Judy Genshaft already had secured an enduring legacy as she prepares to retire as the longest-serving president of the University of South Florida. But her parting gift of $20 million to build a new honors college is a stunning act of generosity that captures her trademark communion of academics and philanthropy. A landmark home for the honors college will be a remarkable reminder of Genshaft's love for USF and her unwavering efforts to transform it into a top-tier research university.
The donation, announced Wednesday during a highly anticipated ceremony on the main campus in Tampa, brings an appropriate bang to the end of her tenure as Genshaft, 71, prepares to retire July 1 after 19 years as president. USF trustees chairman Jordan Zimmerman aptly described the significance: "She is lifting the trajectory still of this university as she goes into retirement."

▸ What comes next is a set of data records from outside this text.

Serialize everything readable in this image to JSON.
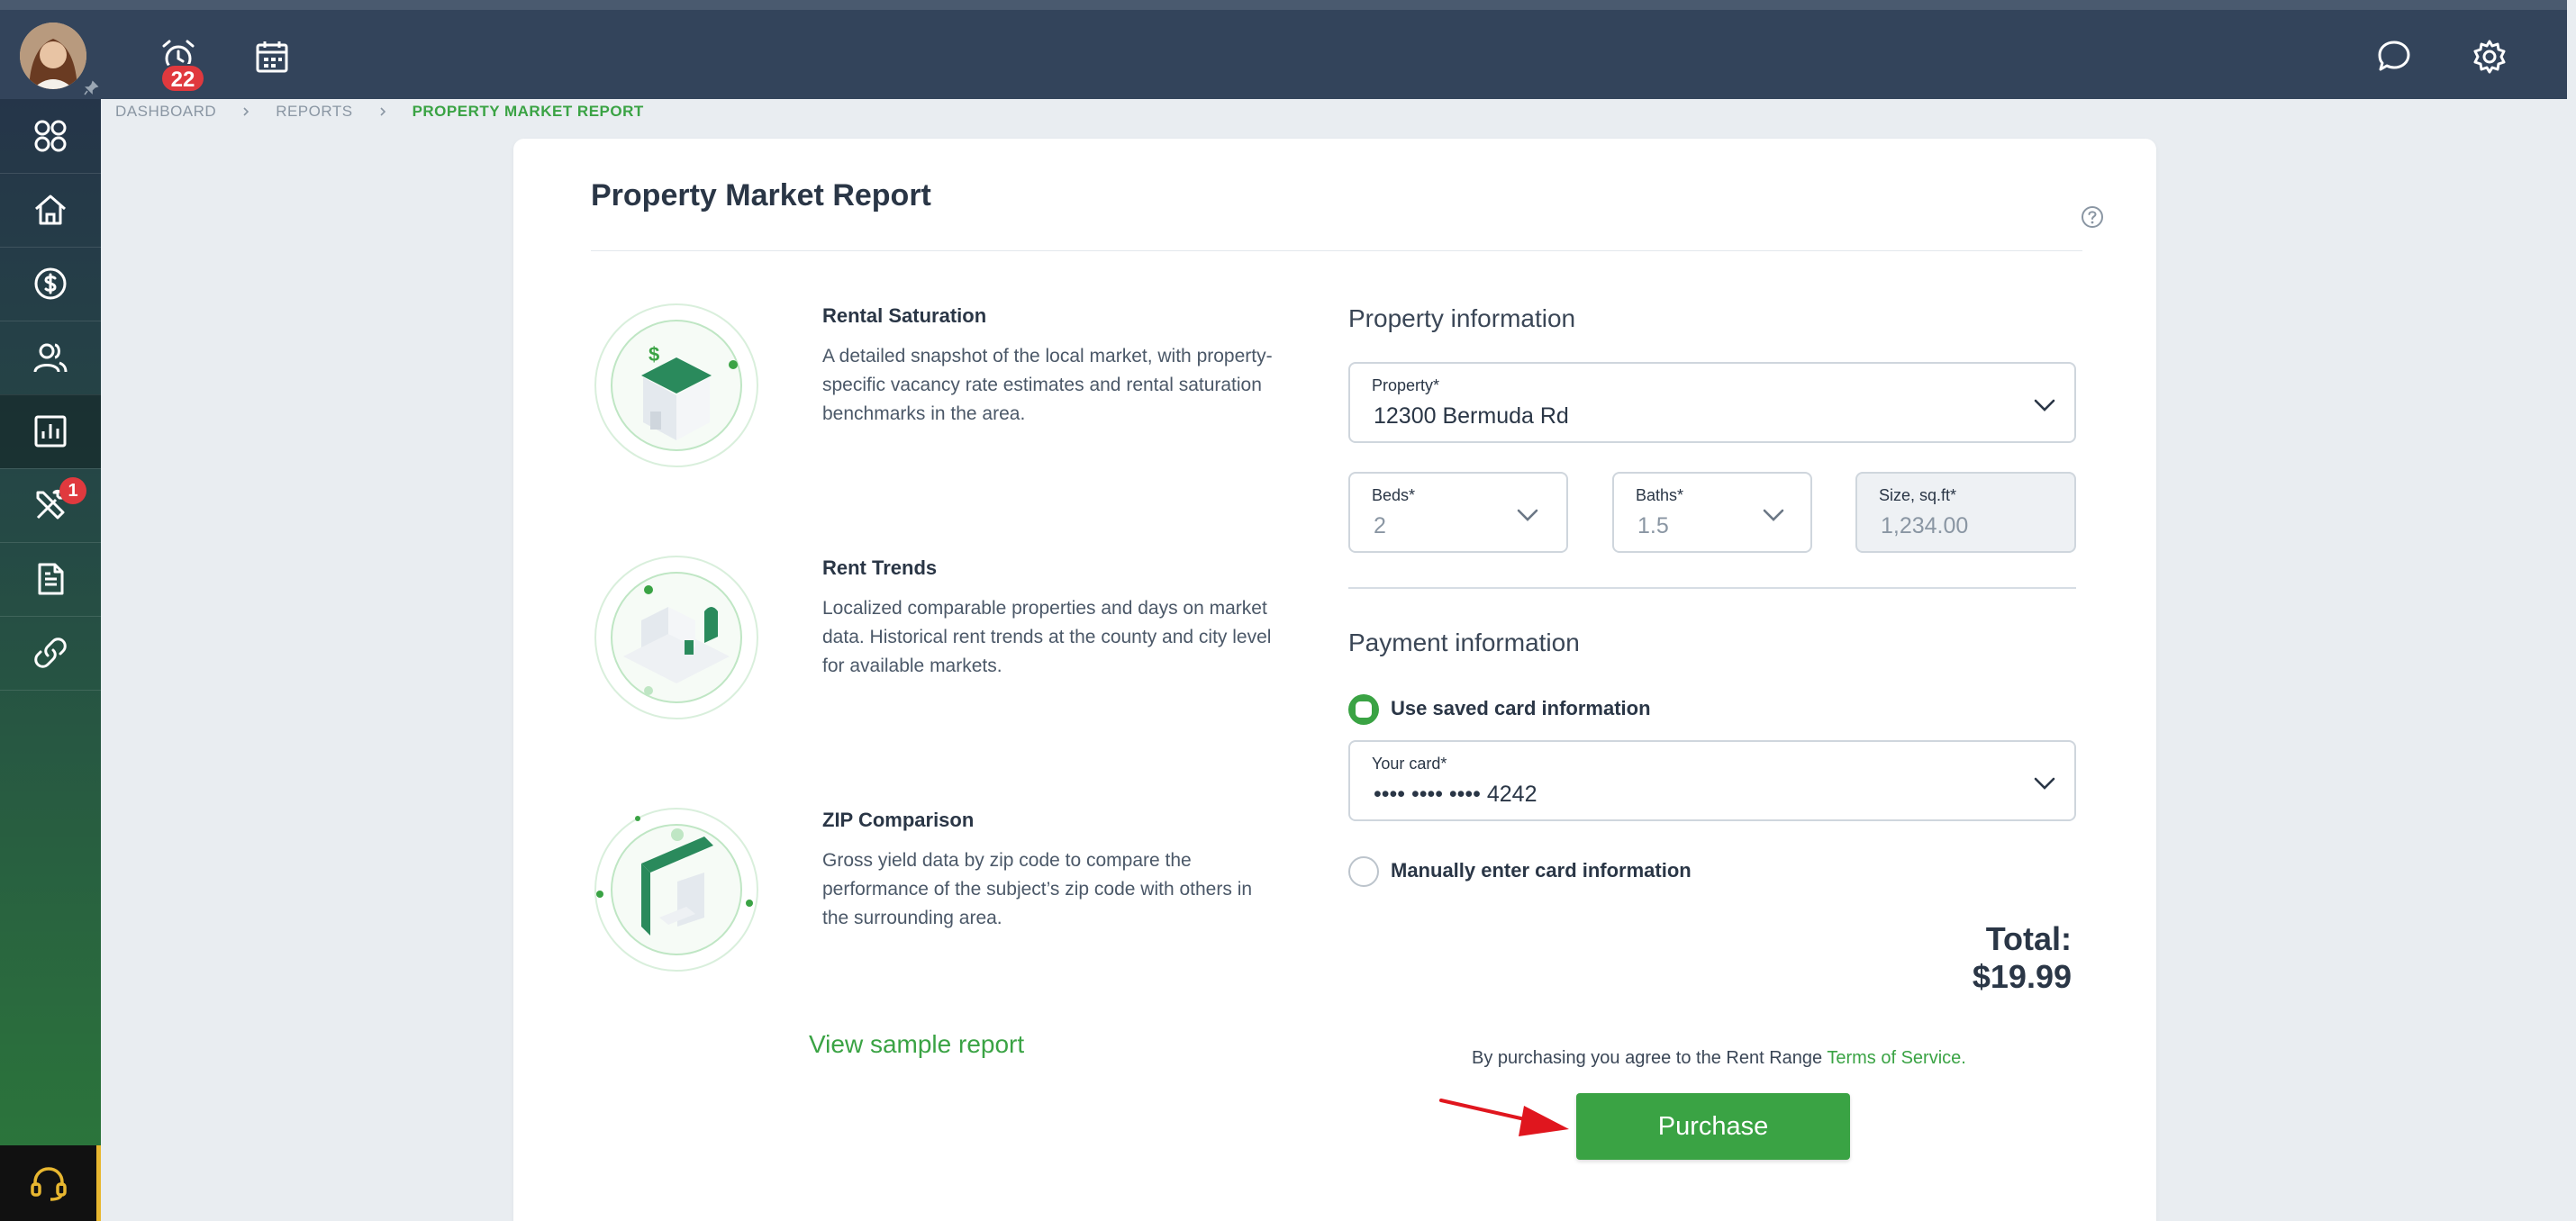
{
  "topbar": {
    "alarm_badge": "22",
    "icons": [
      "avatar",
      "pin-icon",
      "alarm-clock-icon",
      "calendar-icon",
      "chat-icon",
      "gear-icon"
    ]
  },
  "sidebar": {
    "items": [
      {
        "name": "apps-icon"
      },
      {
        "name": "home-icon"
      },
      {
        "name": "dollar-icon"
      },
      {
        "name": "users-icon"
      },
      {
        "name": "reports-icon",
        "active": true
      },
      {
        "name": "tools-icon",
        "badge": "1"
      },
      {
        "name": "document-icon"
      },
      {
        "name": "link-icon"
      }
    ],
    "support_icon": "headset-icon"
  },
  "breadcrumb": [
    "DASHBOARD",
    "REPORTS",
    "PROPERTY MARKET REPORT"
  ],
  "page": {
    "title": "Property Market Report",
    "features": [
      {
        "title": "Rental Saturation",
        "description": "A detailed snapshot of the local market, with property-specific vacancy rate estimates and rental saturation benchmarks in the area."
      },
      {
        "title": "Rent Trends",
        "description": "Localized comparable properties and days on market data. Historical rent trends at the county and city level for available markets."
      },
      {
        "title": "ZIP Comparison",
        "description": "Gross yield data by zip code to compare the performance of the subject’s zip code with others in the surrounding area."
      }
    ],
    "sample_link": "View sample report"
  },
  "property_info": {
    "title": "Property information",
    "property_label": "Property*",
    "property_value": "12300 Bermuda Rd",
    "beds_label": "Beds*",
    "beds_value": "2",
    "baths_label": "Baths*",
    "baths_value": "1.5",
    "size_label": "Size, sq.ft*",
    "size_value": "1,234.00"
  },
  "payment_info": {
    "title": "Payment information",
    "saved_option": "Use saved card information",
    "card_label": "Your card*",
    "card_value": "•••• •••• •••• 4242",
    "manual_option": "Manually enter card information",
    "total": "Total: $19.99",
    "terms_prefix": "By purchasing you agree to the Rent Range",
    "terms_link": "Terms of Service.",
    "purchase_label": "Purchase"
  },
  "colors": {
    "accent": "#3aa344",
    "topbar": "#33445b",
    "badge": "#e0393e",
    "annotation_arrow": "#e0161e"
  }
}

Genshaft said it was a "personal calling" to support the honors college, given that she had elevated the institution from an "honors program" soon after taking the president's job in July 2000. She and her husband, Steven Greenbaum, will help fund the $47 million, five-story building, which at 80,000 square feet will include space for events, offices and student collaboration, as well as art and music rooms. The building is expected to be completed within the next few years and will be located in the heart of the Tampa campus along USF Maple Drive.
This is hardly the first contribution made by Genshaft, whose $1 million annual compensation package makes her one of the highest-paid university presidents in the nation, and her husband. The couple has donated to university health, graduate school and athletic programs. Hundreds of honors students have traveled abroad to work and study thanks to their scholarship programs.

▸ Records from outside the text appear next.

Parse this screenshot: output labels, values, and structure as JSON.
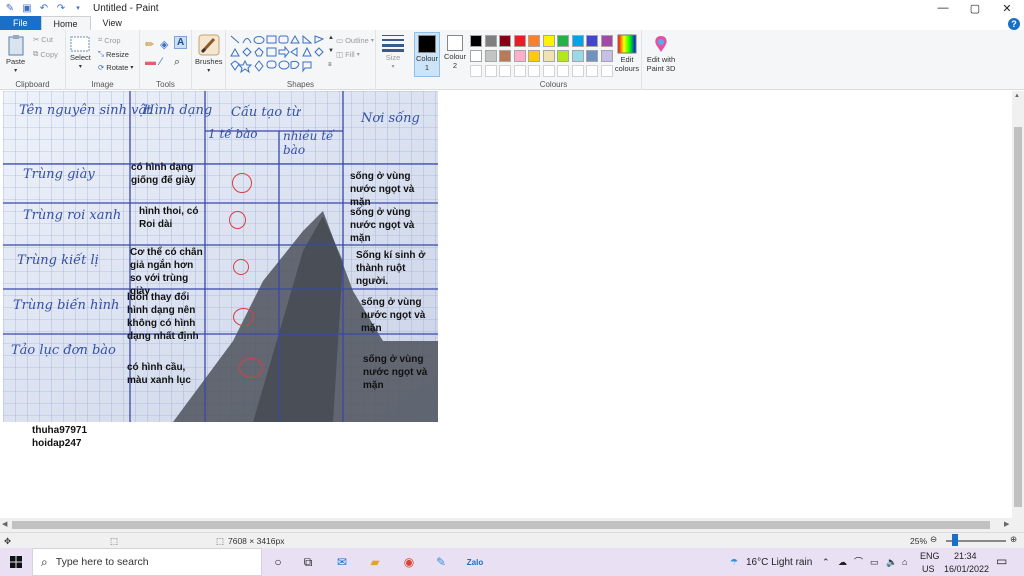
{
  "window": {
    "title": "Untitled - Paint",
    "controls": [
      "minimize",
      "maximize",
      "close"
    ]
  },
  "tabs": [
    {
      "label": "File"
    },
    {
      "label": "Home"
    },
    {
      "label": "View"
    }
  ],
  "ribbon": {
    "clipboard": {
      "label": "Clipboard",
      "paste": "Paste",
      "cut": "Cut",
      "copy": "Copy"
    },
    "image": {
      "label": "Image",
      "select": "Select",
      "crop": "Crop",
      "resize": "Resize",
      "rotate": "Rotate"
    },
    "tools": {
      "label": "Tools",
      "brushes": "Brushes"
    },
    "shapes": {
      "label": "Shapes",
      "outline": "Outline",
      "fill": "Fill"
    },
    "size": {
      "label": "Size"
    },
    "colour1": {
      "label": "Colour 1",
      "color": "#000000"
    },
    "colour2": {
      "label": "Colour 2",
      "color": "#ffffff"
    },
    "colours": {
      "label": "Colours",
      "palette_row1": [
        "#000000",
        "#7f7f7f",
        "#880015",
        "#ed1c24",
        "#ff7f27",
        "#fff200",
        "#22b14c",
        "#00a2e8",
        "#3f48cc",
        "#a349a4"
      ],
      "palette_row2": [
        "#ffffff",
        "#c3c3c3",
        "#b97a57",
        "#ffaec9",
        "#ffc90e",
        "#efe4b0",
        "#b5e61d",
        "#99d9ea",
        "#7092be",
        "#c8bfe7"
      ],
      "edit_colours": "Edit colours"
    },
    "paint3d": {
      "label": "Edit with Paint 3D"
    }
  },
  "photo": {
    "headers": {
      "col1": "Tên nguyên sinh vật",
      "col2": "Hình dạng",
      "col3_top": "Cấu tạo từ",
      "col3a": "1 tế bào",
      "col3b": "nhiều tế bào",
      "col4": "Nơi sống"
    },
    "rows": [
      {
        "name": "Trùng giày",
        "shape": "có hình dạng giống đế giày",
        "habitat": "sống ở vùng nước ngọt và mặn"
      },
      {
        "name": "Trùng roi xanh",
        "shape": "hình thoi, có Roi dài",
        "habitat": "sống ở vùng nước ngọt và mặn"
      },
      {
        "name": "Trùng kiết lị",
        "shape": "Cơ thể có chân giả ngắn hơn so với trùng giày",
        "habitat": "Sống kí sinh ở thành ruột người."
      },
      {
        "name": "Trùng biến hình",
        "shape": "luôn thay đổi hình dạng nên không có hình dạng nhất định",
        "habitat": "sống ở vùng nước ngọt và mặn"
      },
      {
        "name": "Tảo lục đơn bào",
        "shape": "có hình cầu, màu xanh lục",
        "habitat": "sống ở vùng nước ngọt và mặn"
      }
    ]
  },
  "credits": [
    "thuha97971",
    "hoidap247"
  ],
  "statusbar": {
    "dimensions": "7608 × 3416px",
    "zoom": "25%"
  },
  "taskbar": {
    "search_placeholder": "Type here to search",
    "weather": "16°C  Light rain",
    "lang": "ENG",
    "region": "US",
    "time": "21:34",
    "date": "16/01/2022"
  }
}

Genshaft's father founded a meat-packing company in Ohio, and while a complete picture of her wealth is not clear, Genshaft said Wednesday it was the couple's "good fortune to be able to give back to the university." Today, about 2,200 students from various academic disciplines are in the honors college. With a new home to attract talented students, that figure is expected to grow to more than 3,000 in the next five years. Genshaft explained her reasoning behind the gift. "We have to elevate things here," she said, "and let students know that USF is a place to try and make a difference in the world."
Genshaft certainly has made a difference in her time at the university. She oversaw dramatic strides in academics, research and fundraising, culminating in USF's success over the last year in being awarded a chapter of Phi Beta Kappa, the prestigious national honor society, and in joining the University of Florida and Florida State University as top-tier preeminent research universities in Florida.

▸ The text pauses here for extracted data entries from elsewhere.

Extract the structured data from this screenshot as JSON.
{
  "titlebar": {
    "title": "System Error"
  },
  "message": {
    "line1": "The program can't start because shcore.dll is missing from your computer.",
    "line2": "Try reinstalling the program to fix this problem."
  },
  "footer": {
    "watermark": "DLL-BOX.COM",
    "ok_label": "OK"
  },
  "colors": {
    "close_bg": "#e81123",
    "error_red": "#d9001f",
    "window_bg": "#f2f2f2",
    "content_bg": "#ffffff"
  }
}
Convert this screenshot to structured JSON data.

Genshaft hit speed bumps along the way, but overall she guided the university with vision and energy and positioned it well for the future. In that sense, she joins several former presidents - John Allen, John Lott Brown and Betty Castor - whose sense of mission left an indelible mark, and who enabled the university to grow by continually punching above its weight.
Genshaft has already lifted USF's academic profile and transformed it into a regional economic force. Her family's gift will build on those accomplishments and serve as an inspiration for giving back.